Sadece dünya hayatını önemseyen insanlar, aslında temel amaçlarına karşı duyarsızlaşan kişilerdir. Bugün bırakalım Müslüman olmayanları bir tarafa, Müslüman olanlar bile kendi öz değerlerine karşı yapılan saldırılar karşısında herhangi bir tepki göstermekten bigâne kalmış durumdadır. Bugün Müslümanlar olarak bizler, İslam dünyasının herhangi bir köşesinde şehit edilen/öldürülen kardeşlerimizle ilgili haberleri maç izler gibi takip etmekteyiz.
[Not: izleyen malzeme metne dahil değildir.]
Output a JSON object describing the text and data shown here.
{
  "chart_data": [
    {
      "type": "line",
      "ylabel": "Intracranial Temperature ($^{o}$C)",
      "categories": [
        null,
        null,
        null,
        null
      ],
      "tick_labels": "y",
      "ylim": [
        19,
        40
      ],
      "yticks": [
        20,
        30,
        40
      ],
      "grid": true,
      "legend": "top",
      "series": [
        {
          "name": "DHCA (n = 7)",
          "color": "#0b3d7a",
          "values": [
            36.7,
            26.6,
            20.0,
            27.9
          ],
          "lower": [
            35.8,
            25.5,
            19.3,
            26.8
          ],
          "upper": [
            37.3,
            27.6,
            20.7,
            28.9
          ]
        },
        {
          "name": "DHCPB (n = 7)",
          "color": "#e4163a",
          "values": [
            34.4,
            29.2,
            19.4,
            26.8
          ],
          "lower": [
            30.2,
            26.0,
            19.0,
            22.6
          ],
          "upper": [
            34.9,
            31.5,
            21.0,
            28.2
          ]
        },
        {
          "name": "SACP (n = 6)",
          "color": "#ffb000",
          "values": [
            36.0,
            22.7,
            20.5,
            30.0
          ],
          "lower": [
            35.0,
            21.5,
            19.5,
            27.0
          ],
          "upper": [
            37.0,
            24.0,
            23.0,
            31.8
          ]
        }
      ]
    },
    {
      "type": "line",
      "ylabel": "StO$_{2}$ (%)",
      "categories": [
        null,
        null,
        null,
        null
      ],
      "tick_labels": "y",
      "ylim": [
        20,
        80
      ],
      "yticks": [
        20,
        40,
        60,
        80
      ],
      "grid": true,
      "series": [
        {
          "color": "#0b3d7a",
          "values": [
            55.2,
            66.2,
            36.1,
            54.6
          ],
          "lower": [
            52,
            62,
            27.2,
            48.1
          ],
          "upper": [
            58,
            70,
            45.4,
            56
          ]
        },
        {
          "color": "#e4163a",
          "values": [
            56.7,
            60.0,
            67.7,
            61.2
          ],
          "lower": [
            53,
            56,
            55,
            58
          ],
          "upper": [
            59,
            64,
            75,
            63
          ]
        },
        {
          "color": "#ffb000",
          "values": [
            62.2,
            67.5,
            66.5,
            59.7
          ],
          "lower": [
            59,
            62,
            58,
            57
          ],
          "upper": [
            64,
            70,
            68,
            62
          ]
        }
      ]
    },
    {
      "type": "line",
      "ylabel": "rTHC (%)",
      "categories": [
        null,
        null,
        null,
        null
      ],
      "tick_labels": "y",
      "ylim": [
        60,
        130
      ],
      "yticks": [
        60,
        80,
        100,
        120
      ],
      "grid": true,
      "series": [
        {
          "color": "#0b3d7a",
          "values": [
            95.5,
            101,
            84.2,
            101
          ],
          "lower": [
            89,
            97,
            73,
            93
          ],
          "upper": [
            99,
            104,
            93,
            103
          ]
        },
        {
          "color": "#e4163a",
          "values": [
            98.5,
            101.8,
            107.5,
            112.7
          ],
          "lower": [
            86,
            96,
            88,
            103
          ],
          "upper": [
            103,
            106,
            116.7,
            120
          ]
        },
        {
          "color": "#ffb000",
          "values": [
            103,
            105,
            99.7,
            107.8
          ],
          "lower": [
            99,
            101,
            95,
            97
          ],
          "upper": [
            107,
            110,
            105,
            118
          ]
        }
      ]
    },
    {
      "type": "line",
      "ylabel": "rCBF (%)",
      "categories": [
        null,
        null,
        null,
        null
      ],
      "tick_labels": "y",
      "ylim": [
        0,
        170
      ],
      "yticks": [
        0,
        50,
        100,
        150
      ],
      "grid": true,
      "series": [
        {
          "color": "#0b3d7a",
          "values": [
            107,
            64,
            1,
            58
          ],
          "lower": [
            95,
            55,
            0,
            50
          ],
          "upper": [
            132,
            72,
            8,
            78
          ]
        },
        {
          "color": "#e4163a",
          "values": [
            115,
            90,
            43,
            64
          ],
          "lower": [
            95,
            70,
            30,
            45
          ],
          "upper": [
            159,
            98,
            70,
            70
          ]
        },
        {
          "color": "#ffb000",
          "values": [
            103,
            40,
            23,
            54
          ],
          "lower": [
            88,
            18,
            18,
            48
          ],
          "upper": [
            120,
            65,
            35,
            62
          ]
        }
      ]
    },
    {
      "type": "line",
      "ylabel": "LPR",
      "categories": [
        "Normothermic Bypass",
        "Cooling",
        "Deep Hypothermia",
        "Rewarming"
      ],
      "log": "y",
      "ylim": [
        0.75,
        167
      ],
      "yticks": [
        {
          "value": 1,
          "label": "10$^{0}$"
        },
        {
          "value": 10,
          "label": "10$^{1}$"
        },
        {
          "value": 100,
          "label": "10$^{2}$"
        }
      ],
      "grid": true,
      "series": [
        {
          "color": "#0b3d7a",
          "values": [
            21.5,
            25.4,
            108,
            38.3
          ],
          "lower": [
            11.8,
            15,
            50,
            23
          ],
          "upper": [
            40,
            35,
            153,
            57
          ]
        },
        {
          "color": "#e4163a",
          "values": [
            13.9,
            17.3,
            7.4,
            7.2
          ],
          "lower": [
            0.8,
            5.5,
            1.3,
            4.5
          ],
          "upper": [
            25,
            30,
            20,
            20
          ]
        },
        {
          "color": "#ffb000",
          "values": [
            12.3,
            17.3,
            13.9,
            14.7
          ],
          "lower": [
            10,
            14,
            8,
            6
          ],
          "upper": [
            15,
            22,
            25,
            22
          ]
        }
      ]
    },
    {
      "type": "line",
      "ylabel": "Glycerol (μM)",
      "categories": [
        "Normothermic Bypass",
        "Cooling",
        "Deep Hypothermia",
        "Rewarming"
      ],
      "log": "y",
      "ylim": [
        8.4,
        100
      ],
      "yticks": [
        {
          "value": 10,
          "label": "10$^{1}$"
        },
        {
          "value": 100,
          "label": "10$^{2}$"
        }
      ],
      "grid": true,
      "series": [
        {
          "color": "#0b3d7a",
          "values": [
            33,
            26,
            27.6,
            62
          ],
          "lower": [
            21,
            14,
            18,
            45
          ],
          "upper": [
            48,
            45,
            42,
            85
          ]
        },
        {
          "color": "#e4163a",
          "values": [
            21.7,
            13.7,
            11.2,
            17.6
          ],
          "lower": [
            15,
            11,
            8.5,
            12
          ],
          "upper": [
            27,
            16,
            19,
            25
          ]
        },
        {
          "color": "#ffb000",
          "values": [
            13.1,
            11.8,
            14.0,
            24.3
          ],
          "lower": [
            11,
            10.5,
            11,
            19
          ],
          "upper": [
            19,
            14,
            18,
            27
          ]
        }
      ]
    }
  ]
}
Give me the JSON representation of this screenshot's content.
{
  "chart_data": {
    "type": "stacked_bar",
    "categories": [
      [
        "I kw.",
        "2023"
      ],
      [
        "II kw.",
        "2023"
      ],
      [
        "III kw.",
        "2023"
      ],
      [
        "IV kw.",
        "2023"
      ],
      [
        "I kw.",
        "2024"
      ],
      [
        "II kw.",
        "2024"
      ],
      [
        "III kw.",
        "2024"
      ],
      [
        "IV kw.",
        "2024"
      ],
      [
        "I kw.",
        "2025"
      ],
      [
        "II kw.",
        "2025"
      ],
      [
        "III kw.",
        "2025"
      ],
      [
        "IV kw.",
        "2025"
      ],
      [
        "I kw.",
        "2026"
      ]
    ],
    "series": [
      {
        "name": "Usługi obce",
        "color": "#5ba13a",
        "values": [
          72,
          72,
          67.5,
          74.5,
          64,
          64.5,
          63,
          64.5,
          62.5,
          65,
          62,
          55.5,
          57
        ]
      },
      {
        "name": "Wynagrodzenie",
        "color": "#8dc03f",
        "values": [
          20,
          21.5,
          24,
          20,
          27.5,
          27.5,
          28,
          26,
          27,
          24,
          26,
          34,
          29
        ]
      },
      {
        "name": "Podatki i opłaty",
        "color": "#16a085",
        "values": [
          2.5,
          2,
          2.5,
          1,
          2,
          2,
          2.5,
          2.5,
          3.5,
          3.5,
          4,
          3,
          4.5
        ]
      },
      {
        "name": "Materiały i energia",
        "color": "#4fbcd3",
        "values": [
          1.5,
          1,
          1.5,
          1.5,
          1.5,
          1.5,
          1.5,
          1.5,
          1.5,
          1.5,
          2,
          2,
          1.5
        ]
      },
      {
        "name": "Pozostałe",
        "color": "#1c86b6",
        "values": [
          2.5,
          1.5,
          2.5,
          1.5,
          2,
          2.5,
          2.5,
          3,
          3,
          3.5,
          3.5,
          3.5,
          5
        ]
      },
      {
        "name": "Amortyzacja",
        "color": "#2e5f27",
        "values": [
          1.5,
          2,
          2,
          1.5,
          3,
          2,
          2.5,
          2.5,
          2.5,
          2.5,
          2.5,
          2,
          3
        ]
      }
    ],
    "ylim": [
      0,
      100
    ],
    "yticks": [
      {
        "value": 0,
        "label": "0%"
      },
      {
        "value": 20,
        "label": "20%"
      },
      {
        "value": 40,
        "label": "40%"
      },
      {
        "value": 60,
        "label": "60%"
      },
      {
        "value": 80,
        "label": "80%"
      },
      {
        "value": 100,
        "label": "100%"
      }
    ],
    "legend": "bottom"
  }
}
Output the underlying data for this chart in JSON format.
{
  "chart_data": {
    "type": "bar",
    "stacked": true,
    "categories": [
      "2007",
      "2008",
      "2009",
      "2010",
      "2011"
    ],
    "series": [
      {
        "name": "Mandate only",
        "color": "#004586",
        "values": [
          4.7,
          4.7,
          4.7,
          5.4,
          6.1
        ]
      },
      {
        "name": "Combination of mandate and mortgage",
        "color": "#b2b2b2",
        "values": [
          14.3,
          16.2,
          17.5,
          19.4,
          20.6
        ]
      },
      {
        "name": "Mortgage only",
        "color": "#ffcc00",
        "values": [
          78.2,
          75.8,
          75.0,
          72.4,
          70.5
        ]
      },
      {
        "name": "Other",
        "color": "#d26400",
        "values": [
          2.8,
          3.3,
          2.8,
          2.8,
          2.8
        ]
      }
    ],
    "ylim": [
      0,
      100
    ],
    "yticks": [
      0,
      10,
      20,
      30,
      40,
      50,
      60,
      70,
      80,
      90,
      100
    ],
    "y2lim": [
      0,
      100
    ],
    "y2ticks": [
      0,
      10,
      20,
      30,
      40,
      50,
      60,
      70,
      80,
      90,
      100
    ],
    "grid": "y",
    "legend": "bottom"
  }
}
Belki de, her gün karşılaşılan ve vicdanlarımızda makes bulmayan, bulmamasını istediğimiz vakıayı âdiyeden bir mesele olarak yaklaşmaktayız. Eğer bir yerde öldürülen bir Müslümanın haberinden sıkılarak kanal değiştirme iradesi bizde hâsıl oluyorsa, işte orada sahip olduğumuz vicdan, Müslüman vicdanı olmaktan uzaklaşmıştır/duyarsızlaşmıştır.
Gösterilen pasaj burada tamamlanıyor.